Wie sehr ich mich schon an sie gewöhnt hatte, fühlte ich schwer genug, als ich am letzten Abend meines Aufenthalts zur gewohnten Zeit wieder bei ihr eintrat. Es fügte sich, daß wir diese Abschiedsstunden unter vier Augen zubringen sollten. Fräulein Camilla zog sich, nachdem sie mich noch begrüßt hatte, in ihr Zimmer zurück, da eine heftige Migräne sie fast besinnungslos machte. Ich nahm zum letzten Mal von meiner geliebten Sophaecke Besitz, und in der kummervollen Erregung darüber, daß morgen dieser Platz leer sein würde, brachte ich eine ganze Weile kein Wort von den Lippen.
Auch meine alte Freundin saß still und in sich gekehrt in ihrem Sessel. Ich hätte gern gefragt, ob sie heut besonders zu leiden habe; aber eine solche Frage war ein für alle Mal verpönt.
Endlich stand sie auf, ging an das Instrument und fing an zu spielen, jenes schlichte alte Magnificat, das ihr zuerst mein Herz gewonnen hatte. Sie spielte es womöglich noch meisterhafter, als das erste Mal, ich hatte ihr erzählt, warum dieses Stück mich so eigen angemuthet; daß sie es heut wiederholte, war, wie wenn man einem Scheidenden einen Strauß von den Blumen, die er am meisten liebt, mit auf den Weg giebt. Und doch war mein Sinn heute weniger bei den Tönen als bei der Spielerin.
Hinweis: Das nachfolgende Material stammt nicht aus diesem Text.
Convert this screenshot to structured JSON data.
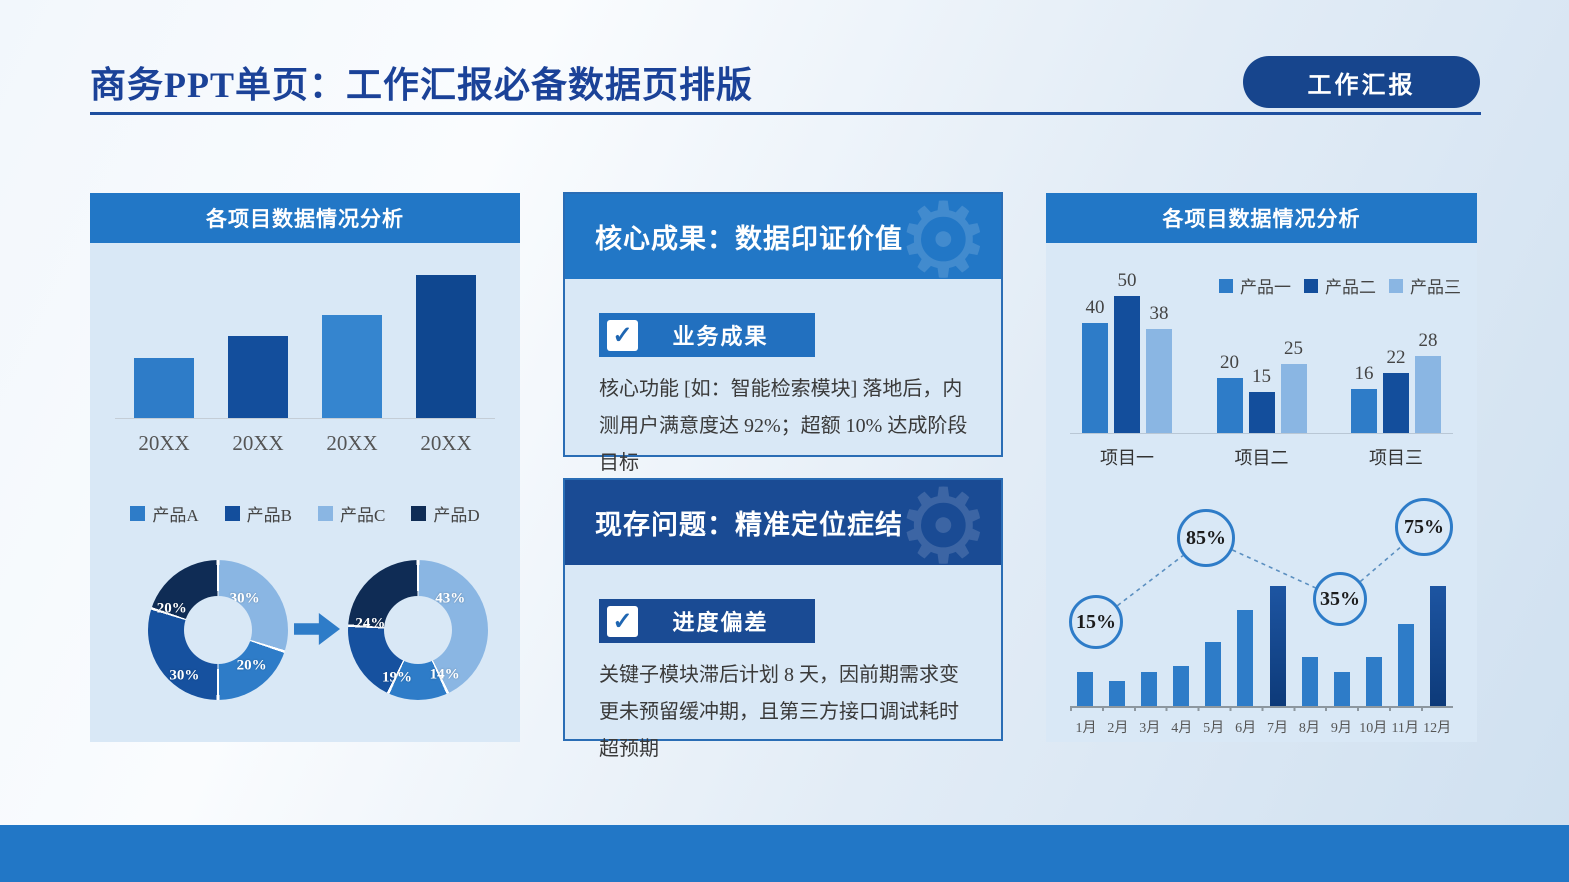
{
  "palette": {
    "medium": "#2e7cc8",
    "mediumAlt": "#3585cf",
    "dark": "#134e9c",
    "darkAlt": "#0f4790",
    "light": "#8ab6e3",
    "navy": "#0f2c55",
    "donutDark": "#16519f",
    "monthHighlightTop": "#1d55a2",
    "monthHighlightBottom": "#0d3a79",
    "headerBlue": "#2277c6",
    "deepBlue": "#1a4b94",
    "pillBlue": "#17458d",
    "titleBlue": "#1b4298",
    "panelBg": "#d9e8f6"
  },
  "header": {
    "title": "商务PPT单页：工作汇报必备数据页排版",
    "badge": "工作汇报"
  },
  "left_panel": {
    "title": "各项目数据情况分析",
    "legend": [
      {
        "label": "产品A",
        "color": "medium"
      },
      {
        "label": "产品B",
        "color": "dark"
      },
      {
        "label": "产品C",
        "color": "light"
      },
      {
        "label": "产品D",
        "color": "navy"
      }
    ]
  },
  "middle": {
    "cards": [
      {
        "title": "核心成果：数据印证价值",
        "tag": "业务成果",
        "check_icon": "✓",
        "body": "核心功能 [如：智能检索模块] 落地后，内测用户满意度达 92%；超额 10% 达成阶段目标"
      },
      {
        "title": "现存问题：精准定位症结",
        "tag": "进度偏差",
        "check_icon": "✓",
        "body": "关键子模块滞后计划 8 天，因前期需求变更未预留缓冲期，且第三方接口调试耗时超预期"
      }
    ]
  },
  "right_panel": {
    "title": "各项目数据情况分析",
    "legend": [
      {
        "label": "产品一",
        "color": "medium"
      },
      {
        "label": "产品二",
        "color": "dark"
      },
      {
        "label": "产品三",
        "color": "light"
      }
    ],
    "callouts": [
      {
        "label": "15%"
      },
      {
        "label": "85%"
      },
      {
        "label": "35%"
      },
      {
        "label": "75%"
      }
    ]
  },
  "chart_data": [
    {
      "id": "yearly_bars",
      "type": "bar",
      "title": "各项目数据情况分析",
      "categories": [
        "20XX",
        "20XX",
        "20XX",
        "20XX"
      ],
      "values": [
        42,
        57,
        72,
        100
      ],
      "value_note": "no numeric labels shown; relative heights estimated, tallest = 100",
      "bar_colors": [
        "medium",
        "dark",
        "mediumAlt",
        "darkAlt"
      ],
      "legend": [
        "产品A",
        "产品B",
        "产品C",
        "产品D"
      ]
    },
    {
      "id": "donut_before",
      "type": "pie",
      "slices": [
        {
          "label": "30%",
          "value": 30,
          "color": "light"
        },
        {
          "label": "20%",
          "value": 20,
          "color": "medium"
        },
        {
          "label": "30%",
          "value": 30,
          "color": "donutDark"
        },
        {
          "label": "20%",
          "value": 20,
          "color": "navy"
        }
      ]
    },
    {
      "id": "donut_after",
      "type": "pie",
      "slices": [
        {
          "label": "43%",
          "value": 43,
          "color": "light"
        },
        {
          "label": "14%",
          "value": 14,
          "color": "medium"
        },
        {
          "label": "19%",
          "value": 19,
          "color": "donutDark"
        },
        {
          "label": "24%",
          "value": 24,
          "color": "navy"
        }
      ]
    },
    {
      "id": "project_grouped_bars",
      "type": "bar",
      "title": "各项目数据情况分析",
      "categories": [
        "项目一",
        "项目二",
        "项目三"
      ],
      "series": [
        {
          "name": "产品一",
          "color": "medium",
          "values": [
            40,
            20,
            16
          ]
        },
        {
          "name": "产品二",
          "color": "dark",
          "values": [
            50,
            15,
            22
          ]
        },
        {
          "name": "产品三",
          "color": "light",
          "values": [
            38,
            25,
            28
          ]
        }
      ],
      "legend_position": "top-right",
      "data_labels": true
    },
    {
      "id": "monthly_bars",
      "type": "bar",
      "categories": [
        "1月",
        "2月",
        "3月",
        "4月",
        "5月",
        "6月",
        "7月",
        "8月",
        "9月",
        "10月",
        "11月",
        "12月"
      ],
      "values": [
        28,
        21,
        28,
        33,
        53,
        80,
        100,
        41,
        28,
        41,
        68,
        100
      ],
      "value_note": "no numeric labels shown; relative heights estimated, tallest = 100",
      "highlight_indexes": [
        6,
        11
      ],
      "callouts": [
        "15%",
        "85%",
        "35%",
        "75%"
      ]
    }
  ]
}
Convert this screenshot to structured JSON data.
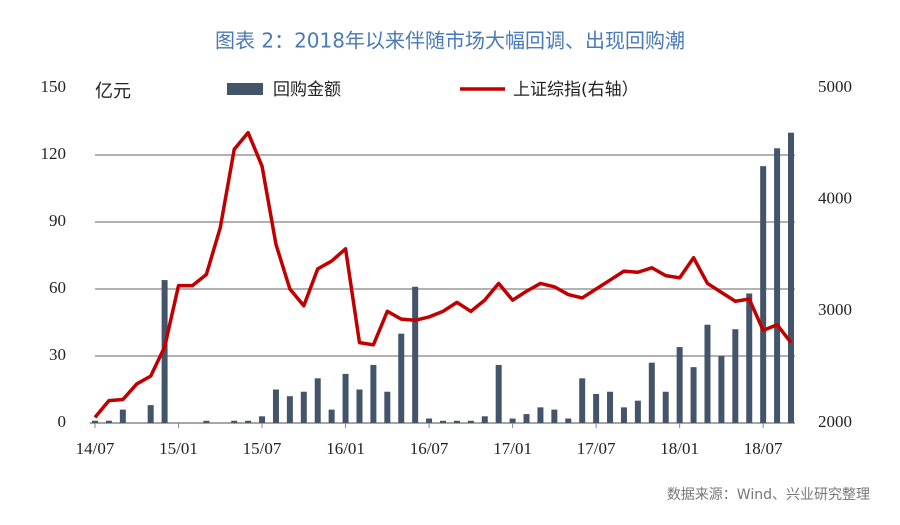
{
  "chart_data": {
    "type": "bar-line",
    "title": "图表 2：2018年以来伴随市场大幅回调、出现回购潮",
    "y_label": "亿元",
    "source": "数据来源：Wind、兴业研究整理",
    "categories": [
      "14/07",
      null,
      null,
      null,
      null,
      null,
      "15/01",
      null,
      null,
      null,
      null,
      null,
      "15/07",
      null,
      null,
      null,
      null,
      null,
      "16/01",
      null,
      null,
      null,
      null,
      null,
      "16/07",
      null,
      null,
      null,
      null,
      null,
      "17/01",
      null,
      null,
      null,
      null,
      null,
      "17/07",
      null,
      null,
      null,
      null,
      null,
      "18/01",
      null,
      null,
      null,
      null,
      null,
      "18/07",
      null,
      null
    ],
    "series": [
      {
        "name": "回购金额",
        "type": "bar",
        "color": "#44546a",
        "values": [
          1,
          1,
          6,
          0,
          8,
          64,
          0,
          0,
          1,
          0,
          1,
          1,
          3,
          15,
          12,
          14,
          20,
          6,
          22,
          15,
          26,
          14,
          40,
          61,
          2,
          1,
          1,
          1,
          3,
          26,
          2,
          4,
          7,
          6,
          2,
          20,
          13,
          14,
          7,
          10,
          27,
          14,
          34,
          25,
          44,
          30,
          42,
          58,
          115,
          123,
          130
        ]
      },
      {
        "name": "上证综指(右轴）",
        "type": "line",
        "axis": "y2",
        "color": "#c00000",
        "values": [
          2050,
          2200,
          2210,
          2350,
          2420,
          2680,
          3230,
          3230,
          3330,
          3750,
          4450,
          4600,
          4300,
          3600,
          3200,
          3050,
          3380,
          3450,
          3560,
          2720,
          2700,
          3000,
          2930,
          2920,
          2950,
          3000,
          3080,
          3000,
          3100,
          3250,
          3100,
          3180,
          3250,
          3220,
          3150,
          3120,
          3200,
          3280,
          3360,
          3350,
          3390,
          3320,
          3300,
          3480,
          3250,
          3170,
          3090,
          3110,
          2830,
          2880,
          2720
        ]
      }
    ],
    "ylim": [
      0,
      150
    ],
    "yticks": [
      0,
      30,
      60,
      90,
      120,
      150
    ],
    "y2lim": [
      2000,
      5000
    ],
    "y2ticks": [
      2000,
      3000,
      4000,
      5000
    ],
    "grid": true
  }
}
Als sie geendet hatte, brach es wie unwillkürlich aus mir hervor: Wie sind Sie doch so glücklich, meine verehrte Freundin!
Sie schwieg eine Weile, als hätte ich ein Fremdwort gebraucht, dessen Bedeutung ihr nicht sogleich klar würde.
Glücklich? sagte sie dann. Ich? Aber was verstehen Sie unter Glück?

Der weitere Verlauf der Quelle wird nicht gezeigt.